Jim Rickards, the expert on currency wars has stated that Currency Wars 3 has begun. To get an insighton what is a currency war see this Ricakrds video taped last year.
Here is a quick summary of parts of the above video:
- A currency war starts with insufficient growth. When there is slow growth there is a temptation to steal growth from your competitors by devaluing your currency.

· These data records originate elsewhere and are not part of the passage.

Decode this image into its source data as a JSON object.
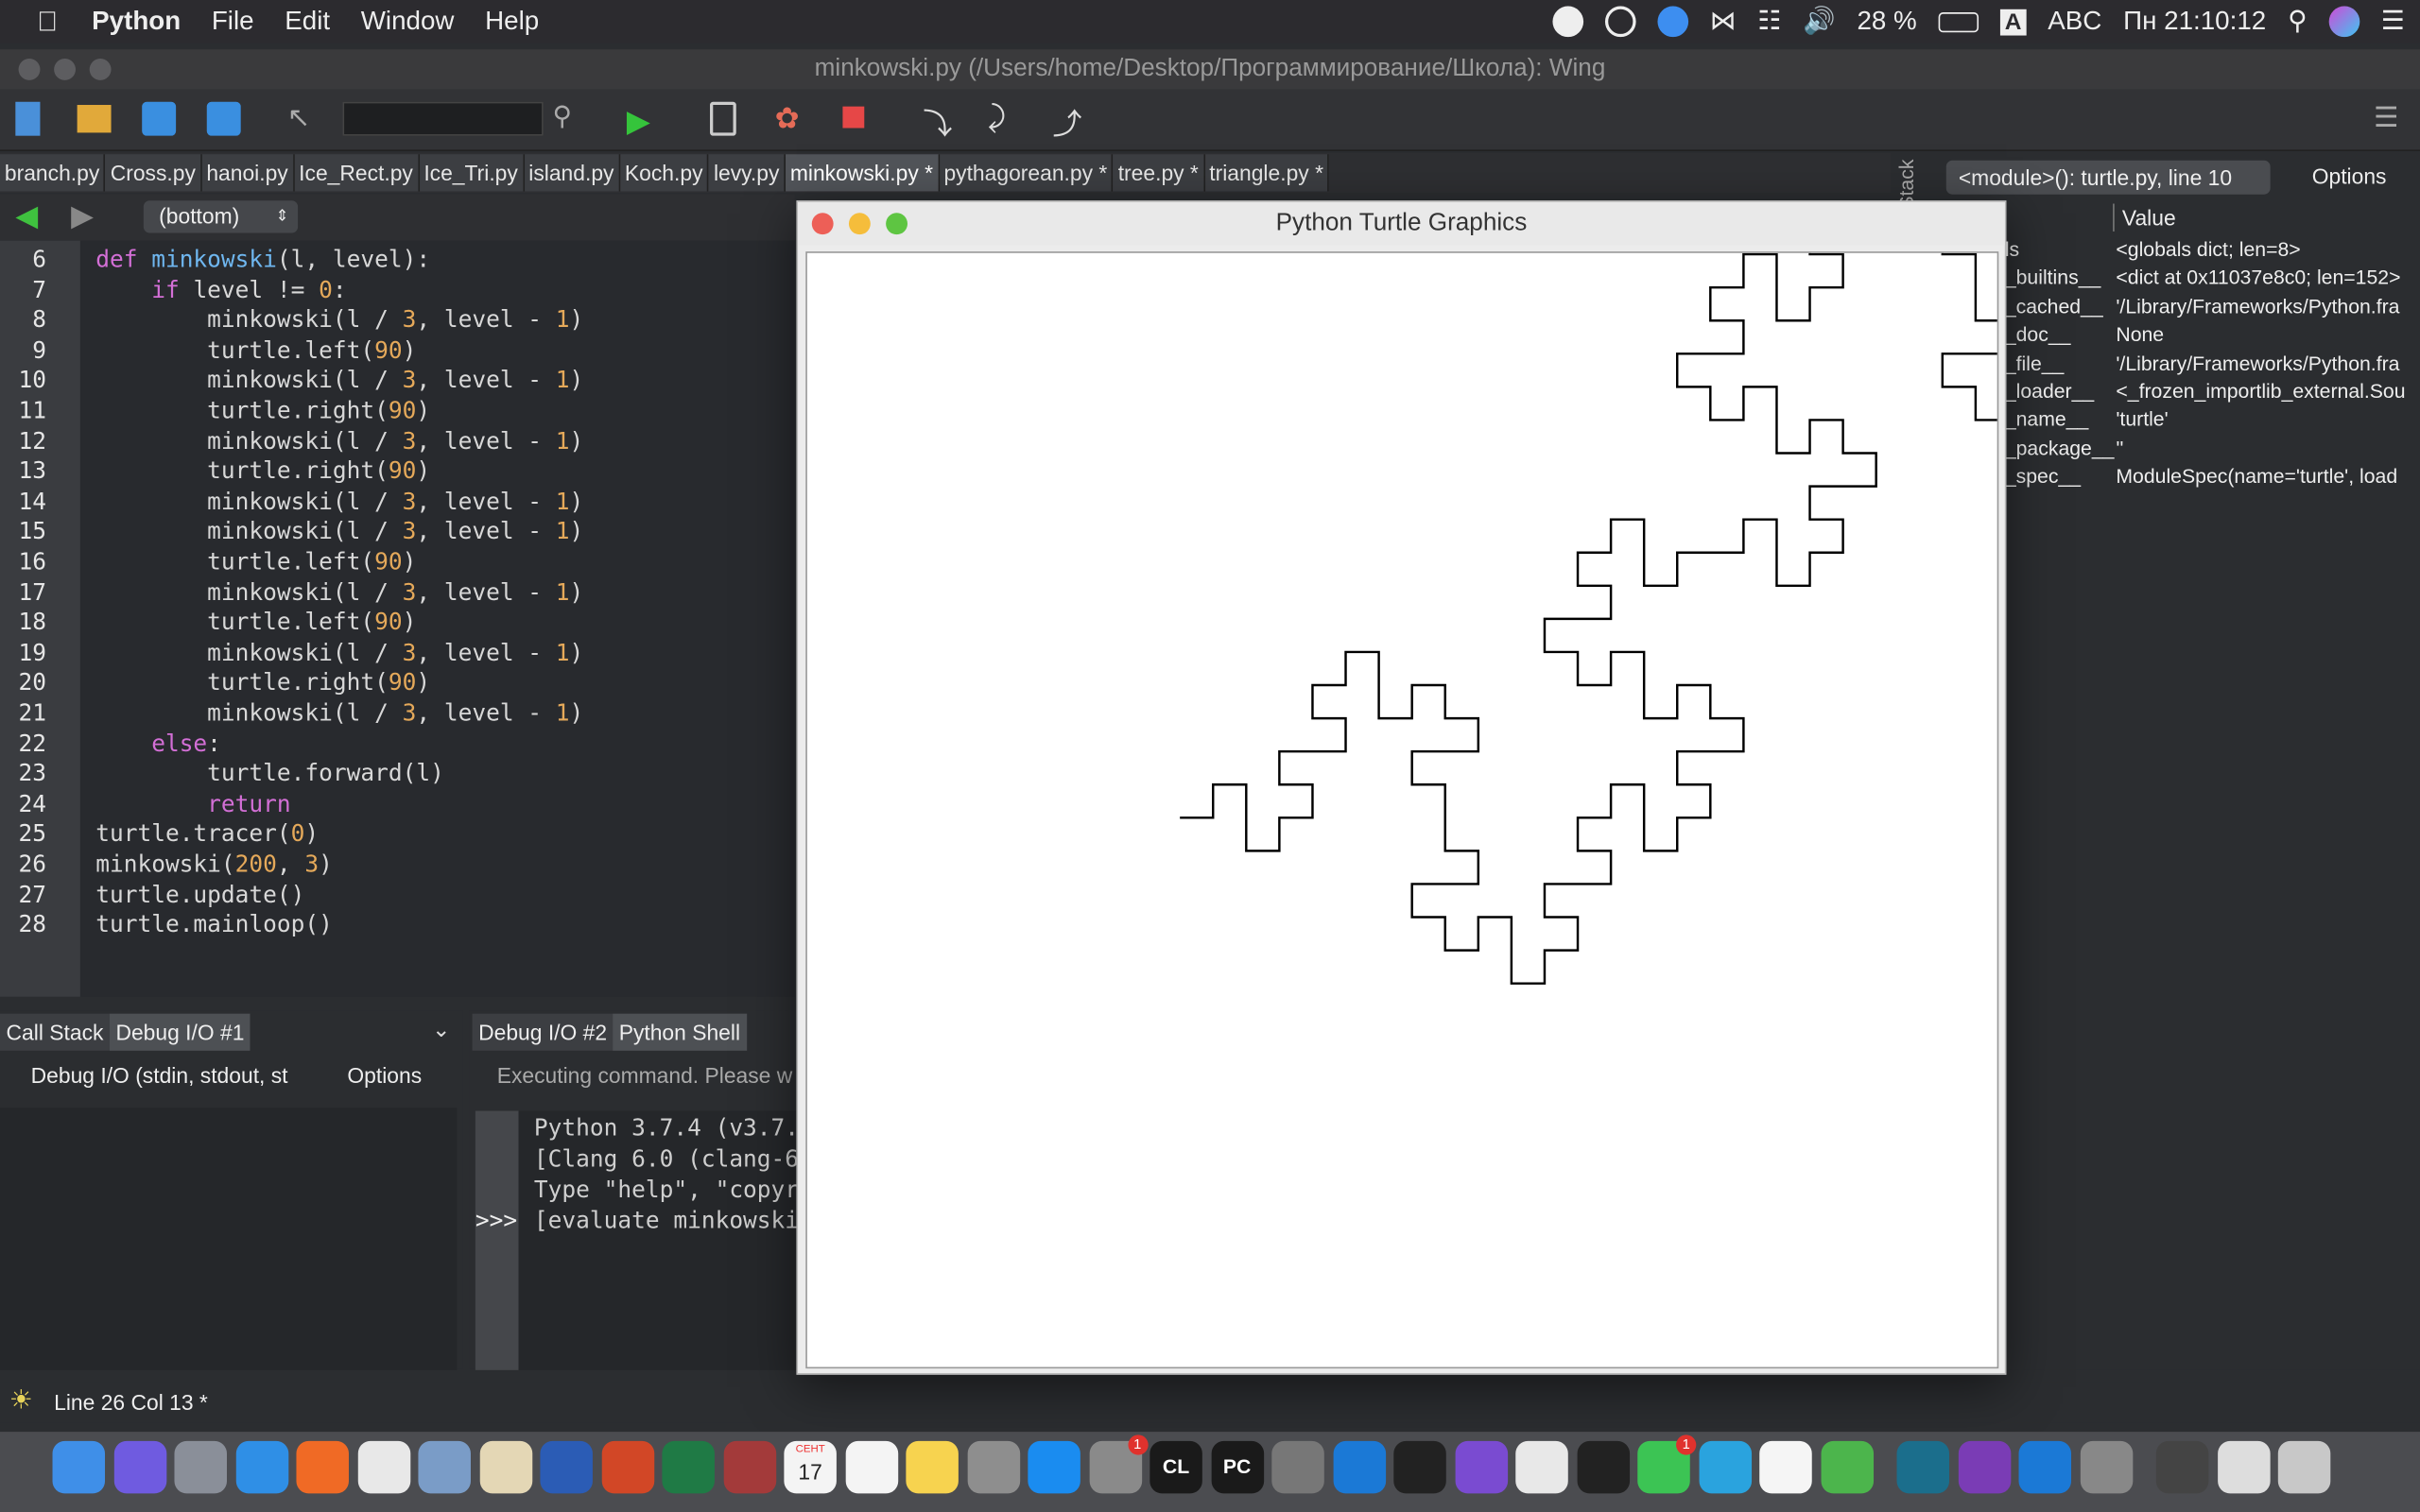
{
  "menubar": {
    "apple": "",
    "app": "Python",
    "items": [
      "File",
      "Edit",
      "Window",
      "Help"
    ],
    "battery": "28 %",
    "input_source": "ABC",
    "input_letter": "A",
    "clock": "Пн 21:10:12"
  },
  "wing": {
    "title": "minkowski.py (/Users/home/Desktop/Программирование/Школа): Wing",
    "tabs": [
      "branch.py",
      "Cross.py",
      "hanoi.py",
      "Ice_Rect.py",
      "Ice_Tri.py",
      "island.py",
      "Koch.py",
      "levy.py",
      "minkowski.py *",
      "pythagorean.py *",
      "tree.py *",
      "triangle.py *"
    ],
    "active_tab": "minkowski.py *",
    "scope_select": "(bottom)",
    "line_numbers": [
      "6",
      "7",
      "8",
      "9",
      "10",
      "11",
      "12",
      "13",
      "14",
      "15",
      "16",
      "17",
      "18",
      "19",
      "20",
      "21",
      "22",
      "23",
      "24",
      "25",
      "26",
      "27",
      "28"
    ],
    "bottom_left_tabs": [
      "Call Stack",
      "Debug I/O #1"
    ],
    "debug_io_label": "Debug I/O (stdin, stdout, st",
    "options_label": "Options",
    "bottom_right_tabs": [
      "Debug I/O #2",
      "Python Shell"
    ],
    "executing": "Executing command.  Please w",
    "shell_lines": [
      "Python 3.7.4 (v3.7.4",
      "[Clang 6.0 (clang-60",
      "Type \"help\", \"copyr",
      "[evaluate minkowski"
    ],
    "shell_prompt": ">>>",
    "status": "Line 26 Col 13 *",
    "stack_tab": "Stack",
    "module_select": "<module>(): turtle.py, line 10",
    "options_right": "Options",
    "value_header": "Value",
    "vars": [
      {
        "k": "ls",
        "v": "<globals dict; len=8>"
      },
      {
        "k": "_builtins__",
        "v": "<dict at 0x11037e8c0; len=152>"
      },
      {
        "k": "_cached__",
        "v": "'/Library/Frameworks/Python.fra"
      },
      {
        "k": "_doc__",
        "v": "None"
      },
      {
        "k": "_file__",
        "v": "'/Library/Frameworks/Python.fra"
      },
      {
        "k": "_loader__",
        "v": "<_frozen_importlib_external.Sou"
      },
      {
        "k": "_name__",
        "v": "'turtle'"
      },
      {
        "k": "_package__",
        "v": "''"
      },
      {
        "k": "_spec__",
        "v": "ModuleSpec(name='turtle', load"
      }
    ]
  },
  "code": [
    [
      [
        "kw",
        "def "
      ],
      [
        "fn",
        "minkowski"
      ],
      [
        "pl",
        "(l, level):"
      ]
    ],
    [
      [
        "pl",
        "    "
      ],
      [
        "kw",
        "if "
      ],
      [
        "pl",
        "level != "
      ],
      [
        "nm",
        "0"
      ],
      [
        "pl",
        ":"
      ]
    ],
    [
      [
        "pl",
        "        minkowski(l / "
      ],
      [
        "nm",
        "3"
      ],
      [
        "pl",
        ", level - "
      ],
      [
        "nm",
        "1"
      ],
      [
        "pl",
        ")"
      ]
    ],
    [
      [
        "pl",
        "        turtle.left("
      ],
      [
        "nm",
        "90"
      ],
      [
        "pl",
        ")"
      ]
    ],
    [
      [
        "pl",
        "        minkowski(l / "
      ],
      [
        "nm",
        "3"
      ],
      [
        "pl",
        ", level - "
      ],
      [
        "nm",
        "1"
      ],
      [
        "pl",
        ")"
      ]
    ],
    [
      [
        "pl",
        "        turtle.right("
      ],
      [
        "nm",
        "90"
      ],
      [
        "pl",
        ")"
      ]
    ],
    [
      [
        "pl",
        "        minkowski(l / "
      ],
      [
        "nm",
        "3"
      ],
      [
        "pl",
        ", level - "
      ],
      [
        "nm",
        "1"
      ],
      [
        "pl",
        ")"
      ]
    ],
    [
      [
        "pl",
        "        turtle.right("
      ],
      [
        "nm",
        "90"
      ],
      [
        "pl",
        ")"
      ]
    ],
    [
      [
        "pl",
        "        minkowski(l / "
      ],
      [
        "nm",
        "3"
      ],
      [
        "pl",
        ", level - "
      ],
      [
        "nm",
        "1"
      ],
      [
        "pl",
        ")"
      ]
    ],
    [
      [
        "pl",
        "        minkowski(l / "
      ],
      [
        "nm",
        "3"
      ],
      [
        "pl",
        ", level - "
      ],
      [
        "nm",
        "1"
      ],
      [
        "pl",
        ")"
      ]
    ],
    [
      [
        "pl",
        "        turtle.left("
      ],
      [
        "nm",
        "90"
      ],
      [
        "pl",
        ")"
      ]
    ],
    [
      [
        "pl",
        "        minkowski(l / "
      ],
      [
        "nm",
        "3"
      ],
      [
        "pl",
        ", level - "
      ],
      [
        "nm",
        "1"
      ],
      [
        "pl",
        ")"
      ]
    ],
    [
      [
        "pl",
        "        turtle.left("
      ],
      [
        "nm",
        "90"
      ],
      [
        "pl",
        ")"
      ]
    ],
    [
      [
        "pl",
        "        minkowski(l / "
      ],
      [
        "nm",
        "3"
      ],
      [
        "pl",
        ", level - "
      ],
      [
        "nm",
        "1"
      ],
      [
        "pl",
        ")"
      ]
    ],
    [
      [
        "pl",
        "        turtle.right("
      ],
      [
        "nm",
        "90"
      ],
      [
        "pl",
        ")"
      ]
    ],
    [
      [
        "pl",
        "        minkowski(l / "
      ],
      [
        "nm",
        "3"
      ],
      [
        "pl",
        ", level - "
      ],
      [
        "nm",
        "1"
      ],
      [
        "pl",
        ")"
      ]
    ],
    [
      [
        "pl",
        "    "
      ],
      [
        "kw",
        "else"
      ],
      [
        "pl",
        ":"
      ]
    ],
    [
      [
        "pl",
        "        turtle.forward(l)"
      ]
    ],
    [
      [
        "pl",
        "        "
      ],
      [
        "kw",
        "return"
      ]
    ],
    [
      [
        "pl",
        "turtle.tracer("
      ],
      [
        "nm",
        "0"
      ],
      [
        "pl",
        ")"
      ]
    ],
    [
      [
        "pl",
        "minkowski("
      ],
      [
        "nm",
        "200"
      ],
      [
        "pl",
        ", "
      ],
      [
        "nm",
        "3"
      ],
      [
        "pl",
        ")"
      ]
    ],
    [
      [
        "pl",
        "turtle.update()"
      ]
    ],
    [
      [
        "pl",
        "turtle.mainloop()"
      ]
    ]
  ],
  "turtle": {
    "title": "Python Turtle Graphics",
    "fractal_length": 200,
    "fractal_level": 3
  },
  "dock": {
    "icons": [
      "finder-icon",
      "siri-icon",
      "launchpad-icon",
      "safari-icon",
      "firefox-icon",
      "chrome-icon",
      "preview-icon",
      "scripts-icon",
      "word-icon",
      "powerpoint-icon",
      "excel-icon",
      "dictionary-icon",
      "calendar-icon",
      "reminders-icon",
      "notes-icon",
      "calculator-icon",
      "app-store-icon",
      "system-preferences-icon",
      "clion-icon",
      "pycharm-icon",
      "feather-icon",
      "xcode-icon",
      "terminal-icon",
      "imovie-star-icon",
      "textedit-icon",
      "activity-monitor-icon",
      "whatsapp-icon",
      "telegram-icon",
      "music-icon",
      "maps-icon",
      "eset-icon",
      "onenote-icon",
      "onedrive-icon",
      "rocket-icon",
      "screenshot-icon",
      "preview-doc-icon",
      "trash-icon"
    ],
    "calendar_month": "СЕНТ",
    "calendar_day": "17",
    "badge_sysprefs": "1",
    "badge_whatsapp": "1",
    "clion_label": "CL",
    "pycharm_label": "PC"
  }
}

- The way it starts is look at a company like Boeiing. Indonesia needs airplanes but it doesn't produce airplanes. So it goes shopping. It looks at the world market. Given the same quality of product, it will buy from the place or country that has a cheaper product. Currency devaluation in America makes the Boeing product cheaper to buy by the Indonesians. If Indonesia buys products from the USA it creates jobs, lowers unemployement, and can pay more taxes for the governement to collect. That is how politicians and governement officials look at currency devaluation.
- The problem is that the US imports more than it exports. The imports will go up because other countries have more dollars and thus make export prices rise. Also, there is retaliation. Other countries will retaliate- almost instantaneoulsy by cheapening their currnency (import inflation), do capital controls, and trade wars (excise taxes, etc). This will reduce world trade.
- Other countries cannot beat the US Militarily. So an alternative is financial warfare.
- If the US messes with the dollar, it could push people out of the dollar and use alternative currencies (such as gold).